Will, a friend of mine just got a major job offer, which will bump up his salary by several thousand dollars each month. For someone still in their late twenties, that is a very big accomplishment. When we went out to celebrate though, he wasn’t celebrating the hard work, long hours, loss of any semblance of a social life and many many hours of study that it took to get him there. Instead he was celebrating the fact that now he was earning more than his girlfriend. In fact, he even toasted to it, saying: “Finally, I’m the man of the house again!”
A 2010 study by the Pew Research Center showed that in all but three of the 150 biggest cities in this country, young women out earn young men. However, another Pew survey found that 67% of Americans said that in order to be ready for marriage, a man should be able to financially support his family, while only 33% said the same for women. Why the disparity?
I like to think that me and my friends are mature enough and evolved enough to look beyond the “female housewife, male breadwinner” stereotype that was typical for our grandparents generation, and understand that in this day and age, we can be whoever we want to be and work (or not work) wherever we want to work, regardless of our gender. As such, whenever I heard people talk about “a woman’s role” being in the household rather than the workforce, or listened to people argue about how emasculating it can be for some men to be with a woman who earns more than them, I looked at them like they were crazy and sat quietly silently judging them.
But are we really as evolved and forward thinking in regards to the female breadwinner as we thought?
Will’s comment startled me because it made me realize that maybe we’re not as advanced in our thinking as I want to believe. When he said it, most of the reactions from our friends were to rib him about being a “woman” and jokingly ask him for recipes because obviously as the woman, he must cook all the meals. As lighthearted and harmless as the comments were, I couldn’t help but think that maybe, even unconsciously, we do still expect men to earn more than women. After thinking about it, I found that, even in a lighthearted way, my female friends and I joke about marrying a rich guy so we don’t have to worry about job interviews, debt, retirement savings. We make fun of women we think are “gold-diggers” or women (like the cast of “Basketball Wives”) who seem to get ahead in life because of their husbands, yet we probably would be quite satisfied if our husbands or boyfriends were more successful than us (but we would never admit it). And, as displayed by Will, apparently the same sort of thinking still goes for men too. And not just my friends, but the whole society.
Slate tackled the issue of female breadwinners, and they surmised that “such a vast shift in earning power [with females earning more] suggests that the next generation may make different decisions about whose salary counts more and who should be the family’s primary breadwinner.” However, our reactions about, and expectations of, specific gender roles tend to suggest otherwise.

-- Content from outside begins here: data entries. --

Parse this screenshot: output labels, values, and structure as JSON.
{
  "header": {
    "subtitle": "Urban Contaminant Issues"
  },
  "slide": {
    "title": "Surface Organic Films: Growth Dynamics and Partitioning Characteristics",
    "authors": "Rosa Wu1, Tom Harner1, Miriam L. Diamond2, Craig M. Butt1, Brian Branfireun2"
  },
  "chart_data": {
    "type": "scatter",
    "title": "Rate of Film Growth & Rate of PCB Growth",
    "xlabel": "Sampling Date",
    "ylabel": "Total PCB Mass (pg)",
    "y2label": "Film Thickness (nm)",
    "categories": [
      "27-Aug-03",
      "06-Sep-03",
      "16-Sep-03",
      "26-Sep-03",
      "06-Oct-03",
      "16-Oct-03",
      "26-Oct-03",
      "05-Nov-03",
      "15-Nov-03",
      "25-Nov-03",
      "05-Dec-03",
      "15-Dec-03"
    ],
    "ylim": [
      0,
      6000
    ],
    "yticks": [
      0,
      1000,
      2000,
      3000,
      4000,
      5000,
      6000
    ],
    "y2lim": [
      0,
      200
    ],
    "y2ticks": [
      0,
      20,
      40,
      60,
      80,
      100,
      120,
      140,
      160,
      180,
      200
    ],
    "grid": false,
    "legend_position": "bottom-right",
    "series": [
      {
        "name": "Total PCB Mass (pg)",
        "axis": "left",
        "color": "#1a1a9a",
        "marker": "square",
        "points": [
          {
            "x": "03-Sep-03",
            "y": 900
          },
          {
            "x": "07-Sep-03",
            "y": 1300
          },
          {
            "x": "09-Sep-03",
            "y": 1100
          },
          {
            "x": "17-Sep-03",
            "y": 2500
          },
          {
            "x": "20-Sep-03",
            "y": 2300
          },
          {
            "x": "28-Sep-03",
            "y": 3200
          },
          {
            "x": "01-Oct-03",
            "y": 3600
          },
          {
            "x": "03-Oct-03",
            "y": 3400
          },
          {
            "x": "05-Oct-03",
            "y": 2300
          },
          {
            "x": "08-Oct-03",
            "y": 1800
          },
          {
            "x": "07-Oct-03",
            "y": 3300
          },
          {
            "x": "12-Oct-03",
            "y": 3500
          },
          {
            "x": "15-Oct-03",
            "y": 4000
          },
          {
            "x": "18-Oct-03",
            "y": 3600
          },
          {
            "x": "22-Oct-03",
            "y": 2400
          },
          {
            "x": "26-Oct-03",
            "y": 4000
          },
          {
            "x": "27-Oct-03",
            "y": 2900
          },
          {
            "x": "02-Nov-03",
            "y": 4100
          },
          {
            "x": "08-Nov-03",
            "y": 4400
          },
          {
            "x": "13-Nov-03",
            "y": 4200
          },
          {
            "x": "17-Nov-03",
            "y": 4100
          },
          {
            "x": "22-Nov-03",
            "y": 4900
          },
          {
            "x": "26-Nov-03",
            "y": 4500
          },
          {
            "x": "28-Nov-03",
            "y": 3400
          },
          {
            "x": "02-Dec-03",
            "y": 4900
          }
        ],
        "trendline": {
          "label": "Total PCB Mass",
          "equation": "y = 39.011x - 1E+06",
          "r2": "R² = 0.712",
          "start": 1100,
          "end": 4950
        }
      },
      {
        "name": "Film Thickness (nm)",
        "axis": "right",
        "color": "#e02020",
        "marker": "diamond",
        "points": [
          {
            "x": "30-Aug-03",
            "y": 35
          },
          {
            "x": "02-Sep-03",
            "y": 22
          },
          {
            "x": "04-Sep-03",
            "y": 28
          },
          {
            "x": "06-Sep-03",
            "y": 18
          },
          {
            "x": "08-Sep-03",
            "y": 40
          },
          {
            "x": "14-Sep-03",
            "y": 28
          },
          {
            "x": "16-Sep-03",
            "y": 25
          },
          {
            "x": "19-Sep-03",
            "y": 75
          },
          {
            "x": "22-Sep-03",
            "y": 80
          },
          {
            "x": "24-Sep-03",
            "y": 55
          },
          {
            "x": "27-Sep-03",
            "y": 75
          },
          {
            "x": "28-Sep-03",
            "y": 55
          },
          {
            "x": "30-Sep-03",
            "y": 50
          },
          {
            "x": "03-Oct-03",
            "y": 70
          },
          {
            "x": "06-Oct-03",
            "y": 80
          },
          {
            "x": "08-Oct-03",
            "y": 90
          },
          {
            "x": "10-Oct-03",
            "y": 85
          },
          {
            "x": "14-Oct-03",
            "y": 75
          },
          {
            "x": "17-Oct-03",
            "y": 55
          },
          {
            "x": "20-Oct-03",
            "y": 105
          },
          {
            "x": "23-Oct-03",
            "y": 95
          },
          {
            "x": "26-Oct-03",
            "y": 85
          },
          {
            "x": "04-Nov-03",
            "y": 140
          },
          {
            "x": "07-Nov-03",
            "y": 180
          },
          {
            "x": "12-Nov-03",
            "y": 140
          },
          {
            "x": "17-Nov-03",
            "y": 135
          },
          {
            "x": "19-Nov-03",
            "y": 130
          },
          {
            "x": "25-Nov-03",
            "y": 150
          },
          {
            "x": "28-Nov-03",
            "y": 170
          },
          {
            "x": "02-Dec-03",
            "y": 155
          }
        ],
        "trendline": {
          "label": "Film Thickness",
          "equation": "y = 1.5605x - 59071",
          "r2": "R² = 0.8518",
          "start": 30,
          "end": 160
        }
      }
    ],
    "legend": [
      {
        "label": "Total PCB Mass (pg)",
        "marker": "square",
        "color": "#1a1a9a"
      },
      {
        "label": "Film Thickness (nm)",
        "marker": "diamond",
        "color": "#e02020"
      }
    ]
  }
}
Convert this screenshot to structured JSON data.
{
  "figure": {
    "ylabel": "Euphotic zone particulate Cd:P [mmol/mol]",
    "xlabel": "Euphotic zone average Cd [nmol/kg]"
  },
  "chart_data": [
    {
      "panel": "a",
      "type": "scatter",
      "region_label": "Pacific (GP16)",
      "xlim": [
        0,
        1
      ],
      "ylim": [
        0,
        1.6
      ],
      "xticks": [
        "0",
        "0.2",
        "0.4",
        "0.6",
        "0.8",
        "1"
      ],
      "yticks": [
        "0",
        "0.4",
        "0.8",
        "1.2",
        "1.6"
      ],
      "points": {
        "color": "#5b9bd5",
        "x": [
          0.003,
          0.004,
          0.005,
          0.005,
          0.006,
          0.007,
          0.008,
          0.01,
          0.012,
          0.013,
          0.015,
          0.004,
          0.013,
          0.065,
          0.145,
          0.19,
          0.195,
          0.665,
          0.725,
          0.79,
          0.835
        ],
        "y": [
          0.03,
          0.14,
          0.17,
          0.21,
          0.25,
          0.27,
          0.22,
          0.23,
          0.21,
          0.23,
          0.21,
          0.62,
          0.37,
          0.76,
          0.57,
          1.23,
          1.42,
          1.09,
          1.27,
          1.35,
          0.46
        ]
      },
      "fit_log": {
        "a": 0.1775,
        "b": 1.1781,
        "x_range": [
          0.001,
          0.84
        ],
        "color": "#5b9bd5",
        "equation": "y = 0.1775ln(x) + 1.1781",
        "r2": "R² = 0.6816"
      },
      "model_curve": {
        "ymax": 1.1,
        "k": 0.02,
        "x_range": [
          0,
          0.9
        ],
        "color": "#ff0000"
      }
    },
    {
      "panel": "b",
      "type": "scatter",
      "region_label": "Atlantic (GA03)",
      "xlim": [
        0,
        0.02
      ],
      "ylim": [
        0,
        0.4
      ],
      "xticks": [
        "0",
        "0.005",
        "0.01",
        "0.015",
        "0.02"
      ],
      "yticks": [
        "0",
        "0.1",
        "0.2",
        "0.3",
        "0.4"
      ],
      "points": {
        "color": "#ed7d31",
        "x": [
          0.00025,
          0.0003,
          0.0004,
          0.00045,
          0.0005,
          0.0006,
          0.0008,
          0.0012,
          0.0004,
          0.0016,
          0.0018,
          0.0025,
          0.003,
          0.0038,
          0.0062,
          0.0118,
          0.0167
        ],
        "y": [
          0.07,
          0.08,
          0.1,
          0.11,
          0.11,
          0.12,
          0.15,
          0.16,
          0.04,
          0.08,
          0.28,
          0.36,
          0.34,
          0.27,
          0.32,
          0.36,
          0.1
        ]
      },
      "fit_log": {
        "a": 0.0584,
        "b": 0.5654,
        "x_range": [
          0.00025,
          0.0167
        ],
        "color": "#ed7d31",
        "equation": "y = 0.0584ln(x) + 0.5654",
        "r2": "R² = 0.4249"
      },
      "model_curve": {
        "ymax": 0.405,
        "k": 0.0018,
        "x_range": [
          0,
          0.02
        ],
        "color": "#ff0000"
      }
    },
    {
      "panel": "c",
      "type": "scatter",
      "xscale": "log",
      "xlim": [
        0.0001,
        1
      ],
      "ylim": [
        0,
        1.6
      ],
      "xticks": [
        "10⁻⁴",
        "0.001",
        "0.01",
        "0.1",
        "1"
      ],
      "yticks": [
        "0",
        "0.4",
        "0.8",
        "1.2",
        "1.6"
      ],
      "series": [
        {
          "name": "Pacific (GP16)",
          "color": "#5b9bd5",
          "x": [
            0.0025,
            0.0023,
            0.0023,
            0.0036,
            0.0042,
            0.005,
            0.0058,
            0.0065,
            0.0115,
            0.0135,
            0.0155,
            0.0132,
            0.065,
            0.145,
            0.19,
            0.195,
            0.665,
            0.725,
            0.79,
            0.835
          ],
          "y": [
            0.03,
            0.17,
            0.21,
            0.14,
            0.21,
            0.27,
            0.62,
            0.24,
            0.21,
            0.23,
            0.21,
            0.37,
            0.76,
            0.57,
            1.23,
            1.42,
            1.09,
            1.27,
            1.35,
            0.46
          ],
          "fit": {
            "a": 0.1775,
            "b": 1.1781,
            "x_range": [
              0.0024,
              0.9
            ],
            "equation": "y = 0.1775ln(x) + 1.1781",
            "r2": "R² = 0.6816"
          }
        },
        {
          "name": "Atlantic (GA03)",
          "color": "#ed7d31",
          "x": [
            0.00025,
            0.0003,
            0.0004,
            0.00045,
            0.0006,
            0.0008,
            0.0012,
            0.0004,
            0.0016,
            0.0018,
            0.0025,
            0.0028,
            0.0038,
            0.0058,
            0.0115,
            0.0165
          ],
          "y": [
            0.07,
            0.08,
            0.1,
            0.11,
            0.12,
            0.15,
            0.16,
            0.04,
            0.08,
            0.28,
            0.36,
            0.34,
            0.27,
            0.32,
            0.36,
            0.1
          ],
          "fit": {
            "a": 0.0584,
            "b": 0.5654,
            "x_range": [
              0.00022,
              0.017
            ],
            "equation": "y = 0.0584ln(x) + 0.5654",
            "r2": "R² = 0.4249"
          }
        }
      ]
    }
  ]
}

An editorial in Marie Claire suggested that;
“the truth is that, while most men are attracted to women with power (and money is a vehicle for power), we do not want powerful women for partners. The idea of a woman that desires, earns, and achieves more is scary. Most men simply do not want to compete with their partners for power. Our partners can earn, do, and achieve slightly more than us and we’re fine with it. It’s a fun and friendly competition, and it helps keep us honest and focused. If, however, you eclipse us to the point that we can’t out earn or success you, we’ll lose interest faster than you can say “corner office.”